Основы русской национальной военной доктрины были, есть и останутся следующие. Будучи народом православным, мы смотрим на войну как на зло, как на моральную болезнь человечества, моральное наследие греха прародителей, подобно тому как болезнь тела является физическим его наследием. Никакими напыщенными словесами, никакими бумажными договорами, никаким прятаньем головы в песок мы этого зла предотвратить не можем. Пергамент Парижского договора 1928 года — «пакт Бриана_Келлога» — не избавил человечества от войны, как намалеванный на дверях дракон не избавил китайца от чумы. А раз это так, то нам надо к этому злу готовиться и закалять организм страны, увеличивать его сопротивляемость. Это дело законодателя и политика.
Военное искусство и военная наука (причем вторая призвана обслуживать первое) имеют строго национальный характер, вытекая из духовных свойств и особенностей данного народа, данной нации. Русского Мольтке не может быть, как не может быть немецкого Суворова.
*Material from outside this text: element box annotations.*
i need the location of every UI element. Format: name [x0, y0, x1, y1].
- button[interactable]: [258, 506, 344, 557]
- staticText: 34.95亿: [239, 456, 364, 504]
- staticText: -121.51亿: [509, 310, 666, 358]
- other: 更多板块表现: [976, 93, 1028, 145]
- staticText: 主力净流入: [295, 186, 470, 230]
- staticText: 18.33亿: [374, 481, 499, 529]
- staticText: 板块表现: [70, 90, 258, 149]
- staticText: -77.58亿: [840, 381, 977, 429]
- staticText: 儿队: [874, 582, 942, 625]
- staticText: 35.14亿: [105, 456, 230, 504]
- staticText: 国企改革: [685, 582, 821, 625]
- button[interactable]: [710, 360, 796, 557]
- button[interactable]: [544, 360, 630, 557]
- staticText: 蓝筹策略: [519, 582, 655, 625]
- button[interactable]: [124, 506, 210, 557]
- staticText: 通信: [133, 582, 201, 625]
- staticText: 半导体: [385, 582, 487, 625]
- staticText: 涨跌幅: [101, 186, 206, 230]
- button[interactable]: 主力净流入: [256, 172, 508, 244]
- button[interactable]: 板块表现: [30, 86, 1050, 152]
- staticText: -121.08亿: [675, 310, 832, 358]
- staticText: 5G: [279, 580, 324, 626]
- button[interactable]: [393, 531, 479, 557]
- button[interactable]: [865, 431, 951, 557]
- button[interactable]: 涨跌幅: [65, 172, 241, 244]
В «суворовском» отношении немцы не пошли и не пойдут дальше Блюхера. В «мольткенском» мы могли дать самое большее Милютина. Наши учителя: Петр I, Румянцев, Суворов и те немногие русские полководцы и деятели, что вдохновлялись их примерами, а отнюдь не чуждые нам органически иностранцы. Фош и Мольтке не могут быть нашими учителями, они могут быть, самое большее, лишь репетиторами. Насколько «Наука побеждать» чище и выше софистики Клаузевица, схоластики Шлиффена, блестящей метафизики фон Зеекта!
В основу организации вооруженной силы русская национальная военная доктрина всегда кладет принцип качества и принцип отбора («не множеством побеждают»). На идее отбора, привлечения в первую очередь дворянства, Петр и построил всю армию. Русская армия XVIII века — прежде всего армия отборная, этим и объясняются все ее подвиги в тот великий век.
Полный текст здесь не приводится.